I have become increasingly interested in what happens when people recognize themselves in more than one type.
This is often treated as confusion, but I do not think it always is. Sometimes it reflects the complexity of being human. Sometimes it reflects context, life stage, stress, development, or the activation of different patterns under different conditions. And sometimes it reveals that our relationship with the Enneagram is maturing beyond the need for rigid certainty.
I have seen many Enneagram students struggle to identify their primary type. They move around the symbol, genuinely recognizing themselves in multiple places, only to dismiss those recognitions once they decide a type is not their “real” one. This can quietly erode self-trust. It places the model above lived experience, as though whatever does not fit the final category no longer counts.
My own relationship with type has changed over time.
For many years, I felt certain I was a Type 6. Then, during a particularly intense season of life when both of my children were very young, a few teachers reflected Type 2 back to me. At first it surprised me. But when I looked more closely, I could feel how much I was living inside that pattern.
I was not only resonating with the giving, relational orientation of Type 2. I was also confronting its deeper stress. Beneath the surface was a strong longing to feel valued, supported, and responded to without having to ask directly. There was a painful hope that my needs might be recognized and met through connection itself. In that season, Type 2 was not theoretical for me. It was alive.
For a time, I fully embraced it. Even people close to me saw me that way. And then, eventually, my more familiar Type 6 structure became unmistakable again.
That experience changed how I hold the Enneagram.
It did not make me dismiss type. It made me less rigid about it. It helped me see that the Enneagram is not only a system for identifying one dominant structure, but also a way of understanding the many patterns, strategies, and essential qualities that move through us over the course of a life.
We may well have a primary pattern. But we are not only that pattern.
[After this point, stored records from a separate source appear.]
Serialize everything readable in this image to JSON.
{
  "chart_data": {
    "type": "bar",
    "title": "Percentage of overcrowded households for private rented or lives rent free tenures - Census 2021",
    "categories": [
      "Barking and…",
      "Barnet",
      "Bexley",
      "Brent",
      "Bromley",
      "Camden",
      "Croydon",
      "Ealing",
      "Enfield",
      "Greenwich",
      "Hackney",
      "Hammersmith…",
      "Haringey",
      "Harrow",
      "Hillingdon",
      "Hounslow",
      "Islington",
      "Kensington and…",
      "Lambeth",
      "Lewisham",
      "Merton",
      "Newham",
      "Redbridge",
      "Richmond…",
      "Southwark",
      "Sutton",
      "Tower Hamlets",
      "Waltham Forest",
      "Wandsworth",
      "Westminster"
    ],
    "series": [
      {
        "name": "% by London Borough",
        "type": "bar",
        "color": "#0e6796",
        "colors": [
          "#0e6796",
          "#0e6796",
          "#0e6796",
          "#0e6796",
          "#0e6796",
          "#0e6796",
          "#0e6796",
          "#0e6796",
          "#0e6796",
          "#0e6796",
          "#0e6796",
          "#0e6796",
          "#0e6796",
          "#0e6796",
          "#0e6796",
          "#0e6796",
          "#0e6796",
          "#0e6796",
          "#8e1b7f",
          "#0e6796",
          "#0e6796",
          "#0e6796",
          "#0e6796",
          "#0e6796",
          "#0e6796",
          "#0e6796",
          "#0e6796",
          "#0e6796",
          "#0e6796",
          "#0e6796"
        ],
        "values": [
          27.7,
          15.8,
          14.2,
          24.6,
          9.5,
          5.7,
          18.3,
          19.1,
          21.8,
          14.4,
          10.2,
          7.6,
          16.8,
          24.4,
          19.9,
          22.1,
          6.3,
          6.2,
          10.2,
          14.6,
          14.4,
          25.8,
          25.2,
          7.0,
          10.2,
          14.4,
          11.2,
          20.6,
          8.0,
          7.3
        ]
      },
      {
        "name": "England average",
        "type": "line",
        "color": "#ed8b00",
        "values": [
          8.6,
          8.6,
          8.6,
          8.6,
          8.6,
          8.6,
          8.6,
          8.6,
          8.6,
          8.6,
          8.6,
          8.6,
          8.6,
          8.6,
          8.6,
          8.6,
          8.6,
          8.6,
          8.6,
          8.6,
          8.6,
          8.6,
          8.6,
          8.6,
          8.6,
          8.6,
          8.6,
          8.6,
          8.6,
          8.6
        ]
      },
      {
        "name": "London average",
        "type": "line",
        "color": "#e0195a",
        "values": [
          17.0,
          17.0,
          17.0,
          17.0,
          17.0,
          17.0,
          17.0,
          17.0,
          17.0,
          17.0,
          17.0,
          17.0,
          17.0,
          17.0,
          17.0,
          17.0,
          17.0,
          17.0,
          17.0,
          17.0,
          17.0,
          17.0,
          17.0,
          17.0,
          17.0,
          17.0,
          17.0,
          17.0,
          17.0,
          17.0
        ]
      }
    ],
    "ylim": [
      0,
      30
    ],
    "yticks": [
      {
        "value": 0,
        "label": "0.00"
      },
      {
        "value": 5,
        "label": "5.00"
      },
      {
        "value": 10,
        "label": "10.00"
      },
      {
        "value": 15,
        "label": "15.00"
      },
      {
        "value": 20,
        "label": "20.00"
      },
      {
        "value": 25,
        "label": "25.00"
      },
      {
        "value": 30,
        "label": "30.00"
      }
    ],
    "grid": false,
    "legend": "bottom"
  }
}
To acknowledge ourselves in more than one type is not necessarily to lose clarity. It may be a sign that we are becoming more honest about the layered nature of our experience. Different types may illuminate different rooms in the same inner house. Some reveal familiar defenses. Others reveal hidden wounds, latent strengths, or qualities of essence that are asking to be reclaimed.
For me, this is one of the places where the Enneagram becomes most humane. It stops being a system of reduction and becomes a way of honoring complexity. It helps us recognize that identity is not always as singular as we want it to be, and that wholeness may require a wider lens.
We are shaped by patterns, but we are not confined to one room.